Nowadays multi-wire steel ropes are widely used in engineering structures and play a critical role while carrying heavy weights in different sectors of industry. Due to environmental and operational conditions, also fatigue, multiple defects can develop in such ropes. Usually they are inspected using acoustic emission and magnetic flux techniques. However, magnetic flux method provides ability to test only relatively thin wire ropes and is very sensitive to the way in which the wire rope has been magnetised, while acoustic emission enables to inspect only short sections of the rope and requires a complicated analysis of acoustic signals. Ultrasonic Guided Waves (GW) are rather promising for detection of various structural non-homogeneities, because they may propagate long distances and are quite sensitive both to surface and internal defects. However, in the case of multi-wire ropes the key issue is whether GW will propagate only in a one particular wire, in which it was excited, or it will propagate in the whole multi-wire rope. In other words, the possibilities of inspection will depend on the character of GW propagation inside the rope which in turn is affected by the excitation method and a mechanical contact between neighbouring wires.
Therefore, the objective of this work is to investigate propagation of GW along multi-wire ropes and to find out how deep into the structure of the rope the inspection is efficient in the cases of various types of acoustic contacts between neighbouring wires and the internal core.

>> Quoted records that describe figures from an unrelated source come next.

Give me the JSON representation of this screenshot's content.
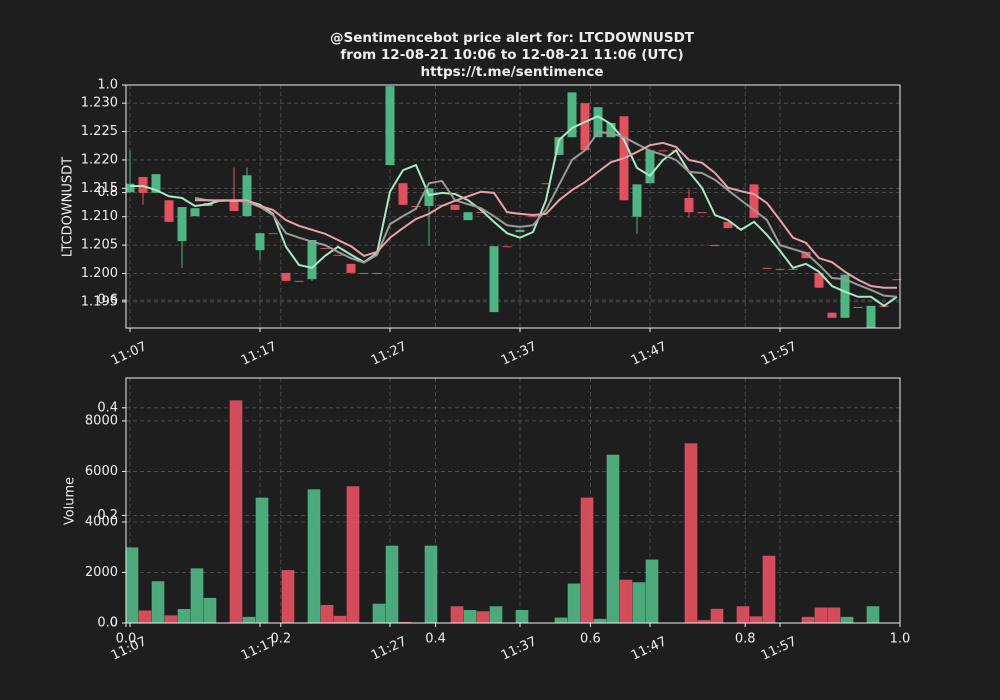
{
  "chart_data": [
    {
      "type": "candlestick",
      "title": "@Sentimencebot price alert for: LTCDOWNUSDT",
      "subtitle": "from 12-08-21 10:06 to 12-08-21 11:06 (UTC)",
      "link": "https://t.me/sentimence",
      "y_label": "LTCDOWNUSDT",
      "x": [
        "11:07",
        "11:08",
        "11:09",
        "11:10",
        "11:11",
        "11:12",
        "11:13",
        "11:14",
        "11:15",
        "11:16",
        "11:17",
        "11:18",
        "11:19",
        "11:20",
        "11:21",
        "11:22",
        "11:23",
        "11:24",
        "11:25",
        "11:26",
        "11:27",
        "11:28",
        "11:29",
        "11:30",
        "11:31",
        "11:32",
        "11:33",
        "11:34",
        "11:35",
        "11:36",
        "11:37",
        "11:38",
        "11:39",
        "11:40",
        "11:41",
        "11:42",
        "11:43",
        "11:44",
        "11:45",
        "11:46",
        "11:47",
        "11:48",
        "11:49",
        "11:50",
        "11:51",
        "11:52",
        "11:53",
        "11:54",
        "11:55",
        "11:56",
        "11:57",
        "11:58",
        "11:59",
        "12:00",
        "12:01",
        "12:02",
        "12:03",
        "12:04",
        "12:05",
        "12:06"
      ],
      "xticks": [
        "11:07",
        "11:17",
        "11:27",
        "11:37",
        "11:47",
        "11:57"
      ],
      "open": [
        1.2143,
        1.217,
        1.2142,
        1.2129,
        1.2057,
        1.2101,
        1.2119,
        1.2129,
        1.2129,
        1.2101,
        1.2041,
        1.2071,
        1.2001,
        1.1987,
        1.199,
        1.2045,
        1.2033,
        1.2017,
        1.2001,
        1.2001,
        1.2191,
        1.2159,
        1.2119,
        1.2119,
        1.2121,
        1.2121,
        1.2094,
        1.2108,
        1.1932,
        1.2048,
        1.2073,
        1.2101,
        1.2159,
        1.2209,
        1.224,
        1.23,
        1.224,
        1.224,
        1.2277,
        1.21,
        1.2159,
        1.2217,
        1.2217,
        1.2133,
        1.2108,
        1.205,
        1.2091,
        1.208,
        1.2157,
        1.201,
        1.2008,
        1.2008,
        1.2038,
        1.2001,
        1.1931,
        1.1922,
        1.1941,
        1.1904,
        1.1943,
        1.199
      ],
      "high": [
        1.2217,
        1.217,
        1.2175,
        1.2129,
        1.2117,
        1.2115,
        1.2124,
        1.2129,
        1.2187,
        1.2187,
        1.2071,
        1.2071,
        1.2001,
        1.1987,
        1.2059,
        1.2045,
        1.2033,
        1.2017,
        1.2001,
        1.2001,
        1.233,
        1.2159,
        1.2119,
        1.215,
        1.2121,
        1.2121,
        1.2108,
        1.2108,
        1.2048,
        1.2048,
        1.2077,
        1.2101,
        1.2159,
        1.224,
        1.2319,
        1.23,
        1.2293,
        1.2265,
        1.2277,
        1.2157,
        1.2217,
        1.2217,
        1.2217,
        1.2148,
        1.2108,
        1.205,
        1.2091,
        1.208,
        1.2157,
        1.201,
        1.2008,
        1.2008,
        1.2038,
        1.2001,
        1.1931,
        1.1998,
        1.1941,
        1.1943,
        1.1943,
        1.199
      ],
      "low": [
        1.2142,
        1.2121,
        1.2142,
        1.2091,
        1.201,
        1.2101,
        1.2119,
        1.2129,
        1.211,
        1.2101,
        1.2024,
        1.2071,
        1.1987,
        1.1987,
        1.1987,
        1.2045,
        1.2033,
        1.2001,
        1.2001,
        1.2001,
        1.2191,
        1.2121,
        1.2119,
        1.2049,
        1.2121,
        1.2112,
        1.2094,
        1.2108,
        1.1932,
        1.2048,
        1.2073,
        1.2101,
        1.2159,
        1.2209,
        1.224,
        1.2217,
        1.224,
        1.224,
        1.2129,
        1.207,
        1.2159,
        1.2217,
        1.2217,
        1.2098,
        1.2108,
        1.205,
        1.208,
        1.208,
        1.2098,
        1.201,
        1.2008,
        1.2008,
        1.2027,
        1.1975,
        1.1922,
        1.1922,
        1.1941,
        1.1904,
        1.1943,
        1.199
      ],
      "close": [
        1.2158,
        1.2142,
        1.2175,
        1.2091,
        1.2117,
        1.2115,
        1.2124,
        1.2129,
        1.211,
        1.2173,
        1.2071,
        1.2071,
        1.1987,
        1.1987,
        1.2059,
        1.2045,
        1.2033,
        1.2001,
        1.2001,
        1.2001,
        1.233,
        1.2121,
        1.2119,
        1.215,
        1.2121,
        1.2112,
        1.2108,
        1.2108,
        1.2048,
        1.2048,
        1.2077,
        1.2101,
        1.2159,
        1.224,
        1.2319,
        1.2217,
        1.2293,
        1.2265,
        1.2129,
        1.2157,
        1.2217,
        1.2217,
        1.2217,
        1.2108,
        1.2108,
        1.205,
        1.208,
        1.208,
        1.2098,
        1.201,
        1.2008,
        1.2008,
        1.2027,
        1.1975,
        1.1922,
        1.1998,
        1.1941,
        1.1943,
        1.1943,
        1.199
      ],
      "up_color": "#4fb583",
      "down_color": "#e3505f",
      "series": [
        {
          "color": "#a8e8c4",
          "values": [
            1.2154,
            1.2154,
            1.2147,
            1.2136,
            1.2133,
            1.2119,
            1.2122,
            1.2129,
            1.2128,
            1.2128,
            1.2121,
            1.2105,
            1.2047,
            1.2015,
            1.201,
            1.2031,
            1.2047,
            1.2033,
            1.202,
            1.2036,
            1.2144,
            1.2182,
            1.2191,
            1.2138,
            1.2142,
            1.214,
            1.2129,
            1.2112,
            1.2091,
            1.2071,
            1.2063,
            1.2073,
            1.2129,
            1.2235,
            1.2256,
            1.2267,
            1.2277,
            1.2263,
            1.2235,
            1.2186,
            1.2172,
            1.22,
            1.2217,
            1.2179,
            1.2151,
            1.2103,
            1.2094,
            1.2077,
            1.2091,
            1.2068,
            1.204,
            1.201,
            1.2017,
            1.2003,
            1.1978,
            1.1968,
            1.1959,
            1.1959,
            1.1943,
            1.1959
          ]
        },
        {
          "color": "#9a9a9a",
          "values": [
            null,
            null,
            null,
            null,
            null,
            1.2133,
            1.2129,
            1.2129,
            1.2129,
            1.2126,
            1.2117,
            1.2103,
            1.2071,
            1.2063,
            1.2056,
            1.205,
            1.2038,
            1.2027,
            1.2019,
            1.2033,
            1.2087,
            1.2101,
            1.2114,
            1.2159,
            1.2163,
            1.2129,
            1.2122,
            1.2115,
            1.2101,
            1.2085,
            1.2082,
            1.2085,
            1.2112,
            1.2156,
            1.22,
            1.2217,
            1.2249,
            1.2247,
            1.224,
            1.2228,
            1.2216,
            1.2209,
            1.22,
            1.2179,
            1.2177,
            1.2165,
            1.2147,
            1.2129,
            1.2112,
            1.2094,
            1.205,
            1.2043,
            1.2036,
            1.2015,
            1.1992,
            1.199,
            1.198,
            1.1971,
            1.1961,
            1.1959
          ]
        },
        {
          "color": "#e8a2aa",
          "values": [
            null,
            null,
            null,
            null,
            null,
            1.2129,
            1.2129,
            1.2128,
            1.2129,
            1.2129,
            1.2119,
            1.2112,
            1.2094,
            1.2084,
            1.2077,
            1.207,
            1.2059,
            1.2048,
            1.2031,
            1.2038,
            1.2063,
            1.208,
            1.2096,
            1.2105,
            1.2119,
            1.2128,
            1.2136,
            1.2144,
            1.2142,
            1.2108,
            1.2105,
            1.2103,
            1.2105,
            1.2129,
            1.2147,
            1.2161,
            1.2179,
            1.2196,
            1.2203,
            1.2214,
            1.2226,
            1.223,
            1.2223,
            1.22,
            1.2195,
            1.2177,
            1.2151,
            1.2145,
            1.214,
            1.2124,
            1.2094,
            1.2063,
            1.2054,
            1.2027,
            1.202,
            1.2003,
            1.1989,
            1.1978,
            1.1975,
            1.1975
          ]
        }
      ],
      "ylim": [
        1.1904,
        1.2332
      ],
      "yticks": [
        1.195,
        {
          "value": 1.2,
          "label": "1.200"
        },
        1.205,
        {
          "value": 1.21,
          "label": "1.210"
        },
        1.215,
        {
          "value": 1.22,
          "label": "1.220"
        },
        1.225,
        {
          "value": 1.23,
          "label": "1.230"
        }
      ],
      "grid": true
    },
    {
      "type": "bar",
      "y_label": "Volume",
      "xticks": [
        "11:07",
        "11:17",
        "11:27",
        "11:37",
        "11:47",
        "11:57"
      ],
      "values": [
        2980,
        480,
        1640,
        290,
        540,
        2150,
        980,
        0,
        8800,
        230,
        4950,
        0,
        2080,
        0,
        5280,
        700,
        270,
        5400,
        0,
        750,
        3050,
        30,
        0,
        3050,
        0,
        650,
        500,
        450,
        650,
        0,
        500,
        0,
        0,
        200,
        1550,
        4950,
        150,
        6650,
        1700,
        1600,
        2500,
        0,
        0,
        7100,
        100,
        550,
        0,
        650,
        250,
        2650,
        0,
        0,
        230,
        600,
        600,
        230,
        0,
        650,
        0,
        0
      ],
      "colors": [
        "#4fb583",
        "#e3505f",
        "#4fb583",
        "#e3505f",
        "#4fb583",
        "#4fb583",
        "#4fb583",
        "#4fb583",
        "#e3505f",
        "#4fb583",
        "#4fb583",
        "#4fb583",
        "#e3505f",
        "#4fb583",
        "#4fb583",
        "#e3505f",
        "#e3505f",
        "#e3505f",
        "#4fb583",
        "#4fb583",
        "#4fb583",
        "#e3505f",
        "#4fb583",
        "#4fb583",
        "#4fb583",
        "#e3505f",
        "#4fb583",
        "#e3505f",
        "#4fb583",
        "#4fb583",
        "#4fb583",
        "#4fb583",
        "#4fb583",
        "#4fb583",
        "#4fb583",
        "#e3505f",
        "#4fb583",
        "#4fb583",
        "#e3505f",
        "#4fb583",
        "#4fb583",
        "#4fb583",
        "#4fb583",
        "#e3505f",
        "#e3505f",
        "#e3505f",
        "#4fb583",
        "#e3505f",
        "#e3505f",
        "#e3505f",
        "#4fb583",
        "#4fb583",
        "#e3505f",
        "#e3505f",
        "#e3505f",
        "#4fb583",
        "#4fb583",
        "#4fb583",
        "#4fb583",
        "#4fb583"
      ],
      "ylim": [
        0,
        9700
      ],
      "yticks": [
        0,
        2000,
        4000,
        6000,
        8000
      ],
      "grid": true
    },
    {
      "type": "axes",
      "xlim": [
        0,
        1
      ],
      "xticks": [
        {
          "value": 0,
          "label": "0.0"
        },
        0.2,
        0.4,
        0.6,
        0.8,
        {
          "value": 1,
          "label": "1.0"
        }
      ],
      "ylim": [
        0,
        1
      ],
      "yticks": [
        {
          "value": 0,
          "label": "0.0"
        },
        0.2,
        0.4,
        0.6,
        0.8,
        {
          "value": 1,
          "label": "1.0"
        }
      ],
      "grid": true
    }
  ]
}
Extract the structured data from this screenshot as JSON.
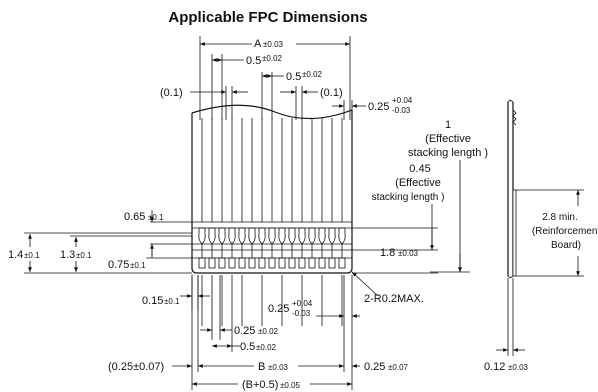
{
  "title": "Applicable FPC Dimensions",
  "dims": {
    "a": {
      "main": "A",
      "tol": "±0.03"
    },
    "pitch_top": {
      "main": "0.5",
      "tol": "±0.02"
    },
    "pitch_top2": {
      "main": "0.5",
      "tol": "±0.02"
    },
    "ref_left": "(0.1)",
    "ref_right": "(0.1)",
    "thick_tol": {
      "main": "0.25",
      "up": "+0.04",
      "down": "-0.03"
    },
    "eff_1": {
      "value": "1",
      "l1": "(Effective",
      "l2": "stacking length )"
    },
    "eff_045": {
      "value": "0.45",
      "l1": "(Effective",
      "l2": "stacking length )"
    },
    "d065": {
      "main": "0.65",
      "tol": "±0.1"
    },
    "d14": {
      "main": "1.4",
      "tol": "±0.1"
    },
    "d13": {
      "main": "1.3",
      "tol": "±0.1"
    },
    "d075": {
      "main": "0.75",
      "tol": "±0.1"
    },
    "d18": {
      "main": "1.8",
      "tol": "±0.03"
    },
    "d015": {
      "main": "0.15",
      "tol": "±0.1"
    },
    "radius": "2-R0.2MAX.",
    "thick_tol2": {
      "main": "0.25",
      "up": "+0.04",
      "down": "-0.03"
    },
    "w025": {
      "main": "0.25",
      "tol": "±0.02"
    },
    "p05": {
      "main": "0.5",
      "tol": "±0.02"
    },
    "b_left": "(0.25±0.07)",
    "b": {
      "main": "B",
      "tol": "±0.03"
    },
    "b_right": {
      "main": "0.25",
      "tol": "±0.07"
    },
    "b05": {
      "main": "(B+0.5)",
      "tol": "±0.05"
    },
    "reinf": {
      "l1": "2.8 min.",
      "l2": "(Reinforcement",
      "l3": "Board)"
    },
    "t012": {
      "main": "0.12",
      "tol": "±0.03"
    }
  }
}
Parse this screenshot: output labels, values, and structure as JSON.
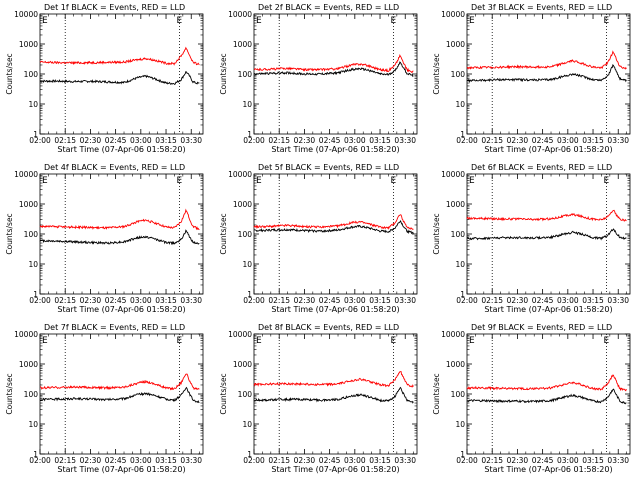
{
  "figure": {
    "x_tick_labels": [
      "02:00",
      "02:15",
      "02:30",
      "02:45",
      "03:00",
      "03:15",
      "03:30"
    ],
    "x_label": "Start Time (07-Apr-06 01:58:20)",
    "y_label": "Counts/sec",
    "y_tick_labels": [
      "1",
      "10",
      "100",
      "1000",
      "10000"
    ],
    "edge_marker_left": "E",
    "edge_marker_right": "E",
    "colors": {
      "events": "#000000",
      "lld": "#ff0000",
      "guides": "#000000"
    }
  },
  "chart_data": [
    {
      "type": "line",
      "title": "Det 1f BLACK = Events, RED = LLD",
      "x_unit": "minutes after 02:00",
      "xlim": [
        0,
        97
      ],
      "ylim": [
        1,
        10000
      ],
      "log_y": true,
      "guide_lines_x": [
        15,
        83
      ],
      "series": [
        {
          "name": "Events",
          "color": "#000000",
          "x": [
            0,
            10,
            20,
            30,
            40,
            50,
            58,
            63,
            68,
            75,
            80,
            84,
            87,
            89,
            91,
            93,
            95
          ],
          "y": [
            58,
            58,
            56,
            57,
            55,
            52,
            75,
            85,
            70,
            50,
            48,
            65,
            120,
            85,
            55,
            50,
            48
          ]
        },
        {
          "name": "LLD",
          "color": "#ff0000",
          "x": [
            0,
            10,
            20,
            30,
            40,
            50,
            58,
            63,
            68,
            75,
            80,
            84,
            87,
            89,
            91,
            93,
            95
          ],
          "y": [
            250,
            240,
            235,
            240,
            245,
            250,
            300,
            330,
            290,
            230,
            220,
            400,
            750,
            420,
            250,
            220,
            210
          ]
        }
      ]
    },
    {
      "type": "line",
      "title": "Det 2f BLACK = Events, RED = LLD",
      "x_unit": "minutes after 02:00",
      "xlim": [
        0,
        97
      ],
      "ylim": [
        1,
        10000
      ],
      "log_y": true,
      "guide_lines_x": [
        15,
        83
      ],
      "series": [
        {
          "name": "Events",
          "color": "#000000",
          "x": [
            0,
            10,
            20,
            30,
            40,
            50,
            58,
            63,
            68,
            75,
            80,
            84,
            87,
            89,
            91,
            93,
            95
          ],
          "y": [
            100,
            105,
            110,
            100,
            100,
            110,
            140,
            150,
            135,
            100,
            95,
            130,
            250,
            160,
            105,
            95,
            90
          ]
        },
        {
          "name": "LLD",
          "color": "#ff0000",
          "x": [
            0,
            10,
            20,
            30,
            40,
            50,
            58,
            63,
            68,
            75,
            80,
            84,
            87,
            89,
            91,
            93,
            95
          ],
          "y": [
            140,
            145,
            155,
            140,
            140,
            150,
            200,
            215,
            190,
            140,
            130,
            200,
            420,
            230,
            140,
            125,
            120
          ]
        }
      ]
    },
    {
      "type": "line",
      "title": "Det 3f BLACK = Events, RED = LLD",
      "x_unit": "minutes after 02:00",
      "xlim": [
        0,
        97
      ],
      "ylim": [
        1,
        10000
      ],
      "log_y": true,
      "guide_lines_x": [
        15,
        83
      ],
      "series": [
        {
          "name": "Events",
          "color": "#000000",
          "x": [
            0,
            10,
            20,
            30,
            40,
            50,
            58,
            63,
            68,
            75,
            80,
            84,
            87,
            89,
            91,
            93,
            95
          ],
          "y": [
            60,
            62,
            65,
            65,
            63,
            65,
            85,
            100,
            85,
            65,
            62,
            90,
            200,
            120,
            70,
            62,
            60
          ]
        },
        {
          "name": "LLD",
          "color": "#ff0000",
          "x": [
            0,
            10,
            20,
            30,
            40,
            50,
            58,
            63,
            68,
            75,
            80,
            84,
            87,
            89,
            91,
            93,
            95
          ],
          "y": [
            160,
            165,
            170,
            175,
            170,
            175,
            230,
            280,
            230,
            170,
            160,
            250,
            550,
            300,
            180,
            160,
            150
          ]
        }
      ]
    },
    {
      "type": "line",
      "title": "Det 4f BLACK = Events, RED = LLD",
      "x_unit": "minutes after 02:00",
      "xlim": [
        0,
        97
      ],
      "ylim": [
        1,
        10000
      ],
      "log_y": true,
      "guide_lines_x": [
        15,
        83
      ],
      "series": [
        {
          "name": "Events",
          "color": "#000000",
          "x": [
            0,
            10,
            20,
            30,
            40,
            50,
            58,
            63,
            68,
            75,
            80,
            84,
            87,
            89,
            91,
            93,
            95
          ],
          "y": [
            60,
            58,
            55,
            52,
            50,
            55,
            75,
            80,
            70,
            52,
            50,
            65,
            130,
            80,
            55,
            50,
            48
          ]
        },
        {
          "name": "LLD",
          "color": "#ff0000",
          "x": [
            0,
            10,
            20,
            30,
            40,
            50,
            58,
            63,
            68,
            75,
            80,
            84,
            87,
            89,
            91,
            93,
            95
          ],
          "y": [
            180,
            175,
            170,
            165,
            160,
            175,
            260,
            290,
            240,
            170,
            160,
            260,
            620,
            320,
            180,
            160,
            150
          ]
        }
      ]
    },
    {
      "type": "line",
      "title": "Det 5f BLACK = Events, RED = LLD",
      "x_unit": "minutes after 02:00",
      "xlim": [
        0,
        97
      ],
      "ylim": [
        1,
        10000
      ],
      "log_y": true,
      "guide_lines_x": [
        15,
        83
      ],
      "series": [
        {
          "name": "Events",
          "color": "#000000",
          "x": [
            0,
            10,
            20,
            30,
            40,
            50,
            58,
            63,
            68,
            75,
            80,
            84,
            87,
            89,
            91,
            93,
            95
          ],
          "y": [
            130,
            135,
            140,
            130,
            125,
            135,
            170,
            180,
            160,
            125,
            120,
            160,
            280,
            180,
            125,
            115,
            110
          ]
        },
        {
          "name": "LLD",
          "color": "#ff0000",
          "x": [
            0,
            10,
            20,
            30,
            40,
            50,
            58,
            63,
            68,
            75,
            80,
            84,
            87,
            89,
            91,
            93,
            95
          ],
          "y": [
            175,
            180,
            195,
            175,
            170,
            185,
            235,
            255,
            220,
            170,
            160,
            240,
            480,
            260,
            165,
            150,
            145
          ]
        }
      ]
    },
    {
      "type": "line",
      "title": "Det 6f BLACK = Events, RED = LLD",
      "x_unit": "minutes after 02:00",
      "xlim": [
        0,
        97
      ],
      "ylim": [
        1,
        10000
      ],
      "log_y": true,
      "guide_lines_x": [
        15,
        83
      ],
      "series": [
        {
          "name": "Events",
          "color": "#000000",
          "x": [
            0,
            10,
            20,
            30,
            40,
            50,
            58,
            63,
            68,
            75,
            80,
            84,
            87,
            89,
            91,
            93,
            95
          ],
          "y": [
            70,
            72,
            75,
            76,
            74,
            78,
            100,
            115,
            100,
            76,
            72,
            95,
            150,
            105,
            78,
            72,
            70
          ]
        },
        {
          "name": "LLD",
          "color": "#ff0000",
          "x": [
            0,
            10,
            20,
            30,
            40,
            50,
            58,
            63,
            68,
            75,
            80,
            84,
            87,
            89,
            91,
            93,
            95
          ],
          "y": [
            340,
            330,
            320,
            315,
            305,
            320,
            400,
            450,
            390,
            310,
            300,
            380,
            650,
            420,
            310,
            290,
            285
          ]
        }
      ]
    },
    {
      "type": "line",
      "title": "Det 7f BLACK = Events, RED = LLD",
      "x_unit": "minutes after 02:00",
      "xlim": [
        0,
        97
      ],
      "ylim": [
        1,
        10000
      ],
      "log_y": true,
      "guide_lines_x": [
        15,
        83
      ],
      "series": [
        {
          "name": "Events",
          "color": "#000000",
          "x": [
            0,
            10,
            20,
            30,
            40,
            50,
            58,
            63,
            68,
            75,
            80,
            84,
            87,
            89,
            91,
            93,
            95
          ],
          "y": [
            65,
            68,
            70,
            68,
            65,
            70,
            95,
            105,
            90,
            68,
            62,
            90,
            170,
            100,
            65,
            58,
            55
          ]
        },
        {
          "name": "LLD",
          "color": "#ff0000",
          "x": [
            0,
            10,
            20,
            30,
            40,
            50,
            58,
            63,
            68,
            75,
            80,
            84,
            87,
            89,
            91,
            93,
            95
          ],
          "y": [
            160,
            165,
            170,
            165,
            160,
            170,
            230,
            260,
            220,
            160,
            150,
            240,
            500,
            280,
            160,
            145,
            140
          ]
        }
      ]
    },
    {
      "type": "line",
      "title": "Det 8f BLACK = Events, RED = LLD",
      "x_unit": "minutes after 02:00",
      "xlim": [
        0,
        97
      ],
      "ylim": [
        1,
        10000
      ],
      "log_y": true,
      "guide_lines_x": [
        15,
        83
      ],
      "series": [
        {
          "name": "Events",
          "color": "#000000",
          "x": [
            0,
            10,
            20,
            30,
            40,
            50,
            58,
            63,
            68,
            75,
            80,
            84,
            87,
            89,
            91,
            93,
            95
          ],
          "y": [
            62,
            64,
            66,
            66,
            62,
            66,
            85,
            95,
            82,
            62,
            58,
            85,
            170,
            100,
            62,
            55,
            52
          ]
        },
        {
          "name": "LLD",
          "color": "#ff0000",
          "x": [
            0,
            10,
            20,
            30,
            40,
            50,
            58,
            63,
            68,
            75,
            80,
            84,
            87,
            89,
            91,
            93,
            95
          ],
          "y": [
            210,
            215,
            220,
            215,
            205,
            215,
            280,
            310,
            270,
            205,
            190,
            300,
            600,
            340,
            205,
            185,
            180
          ]
        }
      ]
    },
    {
      "type": "line",
      "title": "Det 9f BLACK = Events, RED = LLD",
      "x_unit": "minutes after 02:00",
      "xlim": [
        0,
        97
      ],
      "ylim": [
        1,
        10000
      ],
      "log_y": true,
      "guide_lines_x": [
        15,
        83
      ],
      "series": [
        {
          "name": "Events",
          "color": "#000000",
          "x": [
            0,
            10,
            20,
            30,
            40,
            50,
            58,
            63,
            68,
            75,
            80,
            84,
            87,
            89,
            91,
            93,
            95
          ],
          "y": [
            60,
            60,
            58,
            58,
            56,
            60,
            80,
            90,
            78,
            58,
            55,
            80,
            150,
            90,
            58,
            52,
            50
          ]
        },
        {
          "name": "LLD",
          "color": "#ff0000",
          "x": [
            0,
            10,
            20,
            30,
            40,
            50,
            58,
            63,
            68,
            75,
            80,
            84,
            87,
            89,
            91,
            93,
            95
          ],
          "y": [
            160,
            160,
            155,
            150,
            150,
            160,
            210,
            240,
            205,
            150,
            145,
            230,
            460,
            250,
            150,
            140,
            135
          ]
        }
      ]
    }
  ]
}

The propagating ultrasonic GW modes along the multi-wire ropes were determined by modelling using analytical and SAFE techniques. In order to investigate the effects of GW propagation, the two types of the acoustic contact between neighbouring wires were simulated using Finite Element method (FE) as well. The obtained results showed that in the case of the edge type excitation and a solid contact between the neighbouring wires, mainly the L(0,1) mode is generated. However, in the case of the solid contact the F(1,1) mode is also generated due to mode conversions at each junction between neighbouring wires. In the case of the excitation from the top, mainly the F(1,1) mode is generated for the both types of the contact: slip and solid. The key question for development of the inspection technique was estimation of the actual boundary conditions between neighbouring wires (solid or slip) and the real depth of penetration of GW into the internal structure of the rope. Therefore, in order to verify the results of FE modelling, the multi-wire rope possessing the overall diameter of 35 mm, made of six steel strands and with an internal polymer core, has been investigated experimentally. It was obtained that the best results of crack type defects detection are obtained when measurements of GW are performed on the same strand as excitation. For this reason a special testing technique using a pair of the contact-type transducers with a fixed measurement distance, the length of which is equal to full rotation of a single strand in the rope, was proposed.